Polemiche nel mondo del tennis australiano e in particolare degli ufficiali di gara. Come riporta The Age, quattro giudici di gara hanno avviato un procedimento nei confronti di Tennis Australia, lamentando di aver subito un’ingiusta cancellazione dell’iscrizione all’associazione di categoria per aver parlato di bullismo e di favoritismi nelle designazioni delle partite da arbitrare. Si tratta di Karen Mak, Simon Cannavan, Catherine Caswell e Jim Goode che non potranno operare in nessun evento organizzato da Tennis Australia, compreso l’Australian Open.

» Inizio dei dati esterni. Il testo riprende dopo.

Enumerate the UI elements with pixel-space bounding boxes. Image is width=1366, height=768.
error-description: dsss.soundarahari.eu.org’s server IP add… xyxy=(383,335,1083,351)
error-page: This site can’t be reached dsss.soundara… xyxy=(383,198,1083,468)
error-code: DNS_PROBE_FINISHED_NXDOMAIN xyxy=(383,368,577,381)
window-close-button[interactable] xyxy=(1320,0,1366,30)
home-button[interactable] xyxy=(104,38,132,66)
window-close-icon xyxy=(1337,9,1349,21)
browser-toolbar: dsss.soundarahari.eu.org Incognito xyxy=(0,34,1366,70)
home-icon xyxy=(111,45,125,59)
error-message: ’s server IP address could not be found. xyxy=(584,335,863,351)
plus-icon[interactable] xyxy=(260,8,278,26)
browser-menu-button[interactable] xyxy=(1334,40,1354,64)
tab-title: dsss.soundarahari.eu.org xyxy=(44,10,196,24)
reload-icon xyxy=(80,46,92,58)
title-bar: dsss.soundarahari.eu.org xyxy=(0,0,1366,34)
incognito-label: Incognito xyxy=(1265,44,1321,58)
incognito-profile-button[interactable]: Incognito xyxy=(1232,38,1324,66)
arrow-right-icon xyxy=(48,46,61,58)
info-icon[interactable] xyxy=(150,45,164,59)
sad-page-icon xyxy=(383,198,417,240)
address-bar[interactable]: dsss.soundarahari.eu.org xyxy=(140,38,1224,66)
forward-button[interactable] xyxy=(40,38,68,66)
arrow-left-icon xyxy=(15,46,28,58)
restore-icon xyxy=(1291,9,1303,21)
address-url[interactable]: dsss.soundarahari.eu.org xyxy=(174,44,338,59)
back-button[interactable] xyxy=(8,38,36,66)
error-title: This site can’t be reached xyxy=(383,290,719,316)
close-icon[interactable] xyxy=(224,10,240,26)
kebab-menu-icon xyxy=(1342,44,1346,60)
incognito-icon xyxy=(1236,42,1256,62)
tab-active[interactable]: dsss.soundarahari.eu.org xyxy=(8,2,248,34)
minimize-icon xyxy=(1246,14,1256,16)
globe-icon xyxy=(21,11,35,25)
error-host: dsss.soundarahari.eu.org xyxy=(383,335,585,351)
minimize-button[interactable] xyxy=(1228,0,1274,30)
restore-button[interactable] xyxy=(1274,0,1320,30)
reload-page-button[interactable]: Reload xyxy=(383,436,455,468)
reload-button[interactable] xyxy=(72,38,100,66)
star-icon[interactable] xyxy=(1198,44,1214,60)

I quattro destinatari del provvedimento accusano la federazione di governare in un clima di paura che intimidisce i direttori di gara e li convince a non parlare contro Tennis Australia, invece la federazione accusa il comportamento non professionale da parte di questi quattro che parte proprio da alcune critiche sull’organizzazione degli Australian Open. I quattro esclusi parlano di “opache e manipolate sulle designazioni, almeno secondo alcuni credibili report” e di “tentativi di controllo della comunicazione tra membri e atteggiamento coercitivo nei confronti di Tennis Officials Australia”. Sempre Mak, Cannavan, Cadwell e Goode hanno presentato un report in merito al comportamento bullizzante della Federazione nei confronti di una collega di Adelaide, Marjia Lentic.